The expression inside the square root is $x - 2 \sqrt[3]{x-3}$. For this expression to be non-negative, we need both $x$ and $x-3$ to be greater than or equal to 0.
First, let's consider the condition $x \geq 0$. This ensures that $x - 2 \sqrt[3]{x-3}$ is greater than or equal to 0 because both $x$ and $2 \sqrt[3]{x-3}$ are non-negative.
Second, let's consider the condition $x-3 \geq 0$. This ensures that $\sqrt[3]{x-3}$ is defined and non-negative because the cube root of a non-negative number is always real. Therefore, we have $x \geq 3$.
Combining these conditions, we find that the domain of the function $f(x) = \sqrt{x - 2 \sqrt[3]{x-3}}$ is $[3, \infty)$. This interval notation means that all real numbers $x$ such that $x$ is greater than or equal to 3 are in the domain of the function.
To find the domain of the function, we need to determine for which values of $x$ the function is defined.
Looking at the function, we notice that there are two main considerations:
1. The expression inside the square root must be non-negative.
2. The expression inside the cubic root must be defined.
Let's consider these conditions separately:
1. The expression inside the square root, $x - 2 \sqrt[3]{x-3}$, must be non-negative.

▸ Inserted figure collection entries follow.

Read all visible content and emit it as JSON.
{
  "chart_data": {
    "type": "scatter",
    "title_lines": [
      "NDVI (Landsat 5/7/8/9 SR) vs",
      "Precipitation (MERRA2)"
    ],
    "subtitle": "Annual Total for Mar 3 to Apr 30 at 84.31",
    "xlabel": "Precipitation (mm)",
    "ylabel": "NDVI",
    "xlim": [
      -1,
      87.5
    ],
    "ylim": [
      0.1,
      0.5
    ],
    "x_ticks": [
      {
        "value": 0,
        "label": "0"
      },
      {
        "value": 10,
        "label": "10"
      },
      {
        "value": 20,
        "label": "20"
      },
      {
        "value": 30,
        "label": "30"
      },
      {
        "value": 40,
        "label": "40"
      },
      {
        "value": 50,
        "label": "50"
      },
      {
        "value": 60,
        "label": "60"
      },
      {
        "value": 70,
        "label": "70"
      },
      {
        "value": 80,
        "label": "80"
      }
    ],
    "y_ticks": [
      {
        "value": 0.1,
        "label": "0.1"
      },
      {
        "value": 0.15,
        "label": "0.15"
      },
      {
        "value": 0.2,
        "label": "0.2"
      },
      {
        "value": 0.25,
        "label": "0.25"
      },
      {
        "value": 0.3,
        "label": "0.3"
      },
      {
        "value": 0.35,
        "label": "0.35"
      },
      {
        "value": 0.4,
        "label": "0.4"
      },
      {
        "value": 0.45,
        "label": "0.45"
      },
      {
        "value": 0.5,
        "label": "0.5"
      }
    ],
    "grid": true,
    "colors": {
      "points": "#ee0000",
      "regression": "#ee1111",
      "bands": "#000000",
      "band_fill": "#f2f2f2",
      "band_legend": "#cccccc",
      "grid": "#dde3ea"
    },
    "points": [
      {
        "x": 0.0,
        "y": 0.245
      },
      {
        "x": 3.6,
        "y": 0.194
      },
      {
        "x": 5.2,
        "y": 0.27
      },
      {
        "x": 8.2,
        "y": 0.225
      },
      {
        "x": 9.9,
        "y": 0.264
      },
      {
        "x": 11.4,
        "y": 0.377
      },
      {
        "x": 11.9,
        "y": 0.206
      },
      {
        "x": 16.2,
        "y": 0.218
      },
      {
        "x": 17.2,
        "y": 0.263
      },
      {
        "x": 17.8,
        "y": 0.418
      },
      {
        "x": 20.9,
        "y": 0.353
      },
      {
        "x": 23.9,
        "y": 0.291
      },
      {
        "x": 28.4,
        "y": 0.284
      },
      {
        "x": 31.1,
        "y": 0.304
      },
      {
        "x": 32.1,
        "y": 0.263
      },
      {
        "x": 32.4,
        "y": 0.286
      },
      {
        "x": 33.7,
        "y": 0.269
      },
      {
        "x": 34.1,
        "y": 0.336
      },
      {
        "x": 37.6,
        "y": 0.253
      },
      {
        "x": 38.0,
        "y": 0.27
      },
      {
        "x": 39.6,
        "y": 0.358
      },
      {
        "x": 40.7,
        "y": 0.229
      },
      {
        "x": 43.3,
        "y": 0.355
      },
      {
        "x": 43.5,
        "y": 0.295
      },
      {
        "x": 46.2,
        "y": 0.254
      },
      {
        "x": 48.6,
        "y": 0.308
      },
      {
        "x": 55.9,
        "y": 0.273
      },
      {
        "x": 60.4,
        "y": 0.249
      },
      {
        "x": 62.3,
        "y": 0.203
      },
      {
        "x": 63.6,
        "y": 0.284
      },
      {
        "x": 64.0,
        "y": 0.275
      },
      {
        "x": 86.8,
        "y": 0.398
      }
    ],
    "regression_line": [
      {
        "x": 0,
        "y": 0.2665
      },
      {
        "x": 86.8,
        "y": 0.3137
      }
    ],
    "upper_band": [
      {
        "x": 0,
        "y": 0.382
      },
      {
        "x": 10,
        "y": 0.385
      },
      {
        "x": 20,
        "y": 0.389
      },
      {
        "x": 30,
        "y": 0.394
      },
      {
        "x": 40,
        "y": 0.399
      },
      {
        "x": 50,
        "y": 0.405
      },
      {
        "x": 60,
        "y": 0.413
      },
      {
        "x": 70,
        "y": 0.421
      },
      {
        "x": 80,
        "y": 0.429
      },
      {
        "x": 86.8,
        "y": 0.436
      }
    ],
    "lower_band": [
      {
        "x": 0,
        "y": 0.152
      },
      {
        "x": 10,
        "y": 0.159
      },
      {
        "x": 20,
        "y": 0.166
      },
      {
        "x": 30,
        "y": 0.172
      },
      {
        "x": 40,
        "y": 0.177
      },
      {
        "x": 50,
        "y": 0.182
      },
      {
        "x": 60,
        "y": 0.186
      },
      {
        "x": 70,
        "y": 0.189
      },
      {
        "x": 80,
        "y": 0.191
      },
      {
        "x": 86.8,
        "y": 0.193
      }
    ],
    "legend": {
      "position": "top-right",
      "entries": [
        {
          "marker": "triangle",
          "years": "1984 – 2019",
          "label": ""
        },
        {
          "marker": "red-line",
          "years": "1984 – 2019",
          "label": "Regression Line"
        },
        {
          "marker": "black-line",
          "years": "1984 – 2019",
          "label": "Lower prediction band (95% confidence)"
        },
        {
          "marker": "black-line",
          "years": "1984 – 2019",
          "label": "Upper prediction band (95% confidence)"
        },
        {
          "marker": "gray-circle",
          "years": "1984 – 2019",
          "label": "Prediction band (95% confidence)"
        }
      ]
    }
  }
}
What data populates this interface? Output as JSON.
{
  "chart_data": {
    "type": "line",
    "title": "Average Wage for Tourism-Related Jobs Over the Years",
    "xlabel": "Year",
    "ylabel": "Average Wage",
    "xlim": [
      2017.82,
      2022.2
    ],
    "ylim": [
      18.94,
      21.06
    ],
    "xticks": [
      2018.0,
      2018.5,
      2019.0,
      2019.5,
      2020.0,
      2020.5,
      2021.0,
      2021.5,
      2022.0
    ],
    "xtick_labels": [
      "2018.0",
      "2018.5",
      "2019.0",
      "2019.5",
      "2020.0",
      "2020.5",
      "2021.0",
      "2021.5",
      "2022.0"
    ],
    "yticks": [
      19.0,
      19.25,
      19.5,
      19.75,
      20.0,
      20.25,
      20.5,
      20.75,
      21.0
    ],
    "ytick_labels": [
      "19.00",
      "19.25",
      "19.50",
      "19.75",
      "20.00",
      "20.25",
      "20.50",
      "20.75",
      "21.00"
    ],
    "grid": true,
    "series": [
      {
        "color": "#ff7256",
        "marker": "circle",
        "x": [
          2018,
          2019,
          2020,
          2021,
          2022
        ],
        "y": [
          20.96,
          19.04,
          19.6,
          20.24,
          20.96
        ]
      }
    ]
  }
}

This means that $$x - 2 \sqrt[3]{x-3} \geq 0.$$ To simplify this inequality, we can isolate the cubic root term and raise both sides to the power of $3$:
$$(x-3) \geq (2 \sqrt[3]{x-3})^3 = 8(x-3).$$
Expanding the RHS, we have $8(x-3) = 8x-24$. Simplifying the inequality leads to:
$$x - 3 \geq 8x - 24.$$
Solving this inequality gives $x \leq \frac{21}{7} = 3$.
2. The expression inside the cubic root, $x-3$, should be defined. This means that $x-3$ must be greater than or equal to $0$, which gives $x \geq 3$.
Combining these two conditions, we find that the domain of the function is $x \in \left[ 3, \frac{21}{7} \right]$ (interval notation).